To balance the vertical upward force(Fr) and vertical downward for (Mg)
Fr=mg. but Fr=uR
uR = mg... recall R=F
uF=mg
F = mg/u
Option D....
the answer is c
horizontal force= frictional force+weight of object
mg+umg=mg(1+u)
B
the question clearly stated at equilibrium
meaning frictional force=normal reaction
uf=mg
f=mg/u
option D is legit 
The answer should be B.
The horizontal force, F, acting on the block must be equal to at least the weight ( mg ) of the Block to keep it in equilibrium.

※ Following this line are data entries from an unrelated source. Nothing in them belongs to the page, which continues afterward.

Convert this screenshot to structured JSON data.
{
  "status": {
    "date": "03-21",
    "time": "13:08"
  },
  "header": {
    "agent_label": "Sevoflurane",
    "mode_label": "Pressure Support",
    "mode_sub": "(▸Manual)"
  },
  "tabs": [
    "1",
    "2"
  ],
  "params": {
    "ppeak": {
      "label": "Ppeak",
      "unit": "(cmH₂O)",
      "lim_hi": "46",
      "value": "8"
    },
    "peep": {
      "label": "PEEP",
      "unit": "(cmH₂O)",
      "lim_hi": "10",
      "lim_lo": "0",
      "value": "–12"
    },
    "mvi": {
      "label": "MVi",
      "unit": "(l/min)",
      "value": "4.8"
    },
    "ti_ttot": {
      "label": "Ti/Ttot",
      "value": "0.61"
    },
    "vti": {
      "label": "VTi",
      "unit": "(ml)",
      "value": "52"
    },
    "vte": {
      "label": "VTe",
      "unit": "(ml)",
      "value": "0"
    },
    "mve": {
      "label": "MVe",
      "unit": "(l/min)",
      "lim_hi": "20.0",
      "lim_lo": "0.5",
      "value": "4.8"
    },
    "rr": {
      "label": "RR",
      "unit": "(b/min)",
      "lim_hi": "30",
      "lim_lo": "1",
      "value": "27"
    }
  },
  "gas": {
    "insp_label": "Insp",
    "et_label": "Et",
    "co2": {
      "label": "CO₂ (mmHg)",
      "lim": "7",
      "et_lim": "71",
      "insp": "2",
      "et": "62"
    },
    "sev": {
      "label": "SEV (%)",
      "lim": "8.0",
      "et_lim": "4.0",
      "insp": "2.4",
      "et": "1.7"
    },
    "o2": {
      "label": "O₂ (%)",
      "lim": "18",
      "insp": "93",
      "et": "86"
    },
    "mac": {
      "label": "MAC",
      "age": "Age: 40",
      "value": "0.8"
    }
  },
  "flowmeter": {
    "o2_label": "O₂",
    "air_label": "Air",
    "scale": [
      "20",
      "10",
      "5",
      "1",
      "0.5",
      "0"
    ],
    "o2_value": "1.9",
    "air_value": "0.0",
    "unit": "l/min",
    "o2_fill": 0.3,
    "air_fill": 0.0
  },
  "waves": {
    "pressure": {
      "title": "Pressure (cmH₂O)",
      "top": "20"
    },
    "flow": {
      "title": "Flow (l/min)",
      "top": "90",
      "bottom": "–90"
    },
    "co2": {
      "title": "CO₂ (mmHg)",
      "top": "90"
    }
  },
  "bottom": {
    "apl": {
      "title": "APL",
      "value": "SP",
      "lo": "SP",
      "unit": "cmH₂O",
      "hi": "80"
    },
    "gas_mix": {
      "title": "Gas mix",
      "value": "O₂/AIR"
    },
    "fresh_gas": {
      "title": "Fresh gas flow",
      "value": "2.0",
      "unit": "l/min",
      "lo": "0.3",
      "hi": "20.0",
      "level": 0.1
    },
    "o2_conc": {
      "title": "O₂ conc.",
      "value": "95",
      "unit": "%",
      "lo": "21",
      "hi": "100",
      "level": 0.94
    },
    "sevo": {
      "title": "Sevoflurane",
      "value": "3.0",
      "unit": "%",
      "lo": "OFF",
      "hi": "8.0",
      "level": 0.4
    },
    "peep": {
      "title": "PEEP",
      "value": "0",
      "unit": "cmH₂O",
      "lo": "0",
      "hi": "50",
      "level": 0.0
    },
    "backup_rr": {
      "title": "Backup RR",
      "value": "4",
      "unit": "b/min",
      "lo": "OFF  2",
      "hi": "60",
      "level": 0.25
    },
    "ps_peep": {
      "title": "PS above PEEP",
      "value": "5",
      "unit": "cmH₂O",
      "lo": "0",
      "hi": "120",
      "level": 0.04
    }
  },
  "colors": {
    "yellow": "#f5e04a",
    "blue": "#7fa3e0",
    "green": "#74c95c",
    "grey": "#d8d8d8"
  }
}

So F ≥ mg
μ = Fr/R
Frictional Force Fr = μR Fr = μmg
Since frictional force, Fr, is already doing part of the work of keeping the block at equilibrium ( acting in opposition, acting vertically upwards while the weight of the block acts vertically downwards, trying to keep the Block from falling down ) then the minimum Force required to keep the block steady in equilibrium is F = mg - Fr
F = mg - μmg
F = mg ( 1 - μ )
The answer should be B.
The horizontal force, F, acting on the block must be equal to at least the weight ( mg ) of the Block to keep it in equilibrium. So F ≥ mg
μ = Fr/R
Frictional Force Fr = μR. Fr = μmg
Since frictional force, Fr, is already doing part of the work of keeping the block at equilibrium ( acting in opposition, acting vertically upwards while the weight of the block acts vertically downwards, Frictional Force is trying to keep the Block from falling down ) then the minimum Force required to keep the block steady in equilibrium is F = mg - Fr
F = mg - μmg
F = mg ( 1 - μ )